O frio também trouxe tristeza
ao rosto dela.
Um dia, quando desligou
o telefone após uma longa conversa com alguém, ela chorou muito. Como se estivesse
com muita fome, ou sentindo muita dor. Depois daquele dia, não vi mais felicidade
em seu rosto.
Mas eu não reclamo,
depois daquele telefonema, depois de tanto vê-la chorar, com o tempo ela se tornou
mais minha. Passou a sair menos de casa. Suas roupas de sair à noite -que ela
sempre vestia quando saia do banho- foram substituídas por roupas que parecem
toalhas com mangas, roupas que eu chamo de ‘’roupas de ficar em casa comigo’’.

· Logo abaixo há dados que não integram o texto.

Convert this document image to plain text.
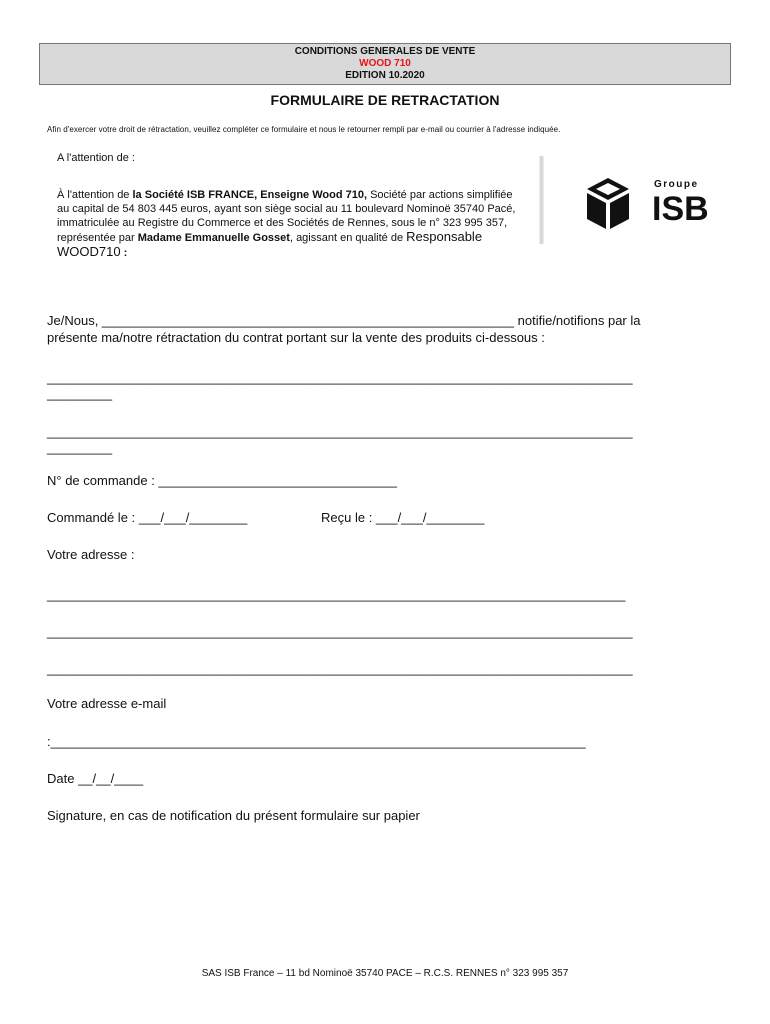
CONDITIONS GENERALES DE VENTE
WOOD 710
EDITION 10.2020
FORMULAIRE DE RETRACTATION
Afin d'exercer votre droit de rétractation, veuillez compléter ce formulaire et nous le retourner rempli par e-mail ou courrier à l'adresse indiquée.
A l'attention de :
À l'attention de la Société ISB FRANCE, Enseigne Wood 710, Société par actions simplifiée au capital de 54 803 445 euros, ayant son siège social au 11 boulevard Nominoë 35740 Pacé, immatriculée au Registre du Commerce et des Sociétés de Rennes, sous le n° 323 995 357, représentée par Madame Emmanuelle Gosset, agissant en qualité de Responsable WOOD710 :
Groupe
ISB
Je/Nous, _________________________________________________________ notifie/notifions par la
présente ma/notre rétractation du contrat portant sur la vente des produits ci-dessous :
_________________________________________________________________________________
_________
_________________________________________________________________________________
_________
N° de commande : _________________________________
Commandé le : ___/___/________	Reçu le : ___/___/________
Votre adresse :
________________________________________________________________________________
_________________________________________________________________________________
_________________________________________________________________________________
Votre adresse e-mail
:__________________________________________________________________________
Date __/__/____
Signature, en cas de notification du présent formulaire sur papier
SAS ISB France – 11 bd Nominoë 35740 PACE – R.C.S. RENNES n° 323 995 357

Não usa mais maquiagem e continua igualmente cheirosa.
Com
o tempo ela foi se tornando cada vez mais parecida comigo. Suas roupas foram se
tornando cada vez mais fofinhas (mesmo que fizesse calor lá fora), e ela cada
vez mais preguiçosa. Letárgica. Dormia muito, muito, quase sempre comigo no
meio de suas pernas, outras não, por eu preferir dormi sozinho às vezes. Ela pouco
a pouco estava se tornando uma gata grande. Uma gata caseira. Se um dia ela foi
selvagem – ela me pareceu selvagem quando me encontrou na chuva-, depois
daquele telefonema deixou de ser. Agora se parecia mais com uma gata grande,
caseira e domesticada. Quando
ela me trouxe para viver aqui, durante meus primeiro dias, eu tomava vários comprimidos
com gostos ruins. Não sei pra que serve ‘’remédio’’, mas ela dizia que me fariam
bem, então, eu os tomava. Ela também toma remédios agora. Toma sempre antes de
dormir. Não sei por que os toma. Devem fazer bem para ela, assim como ela
acreditava que faziam para mim. Talvez o telefonema fosse isso, o dono dela
mandando ela tomar remédio. E ela chora sempre, porque o gosto é muito ruim. Um
dia ela não saiu do quarto pela manha, como costumava fazer – ligava a TV e ali
passava o resto do dia-, neste dia ela não fez isso. Neste dia ela permaneceu
em nossa cama.
Sua
pele esfriou mais do que o normal e por mais que eu lambesse seu rosto, ela não
levantava para me dar comida. Seu cheiro mudou muito, não era mais tão agradável
quanto costumava ser. Sua pele ficou ainda mais branca, mas já não tão macia.
Arranhei seu rosto duas vezes – pois estava mesmo com muita fome - e mesmo
assim ela não acordou.
Um
tempo depois, o telefone de sua casa tocou novamente, pensei que agora ela
acordaria para atentá-lo e que talvez, assim como um telefonema a deixou
triste, esse talvez a deixasse feliz (eu não me importava em perder minha
namorada, desde que ela se levantasse e me desse o que comer), mas não. Nem
mesmo para atender ao telefone que tocava de hora em hora, ela levantou. Talvez
fosse o dono dela querendo saber se ela comeu, ou se tomava os remédios direitinhos...
Eu
sair de casa por uma janela.
Voltei
a viver nas ruas, voltei a ser namorado de Mimi (que agora era uma gata grande).
E
sempre conto essa historia para os outros gatos. Conto que uma vez tive uma
namorada humana e que ela morreu de telefonema.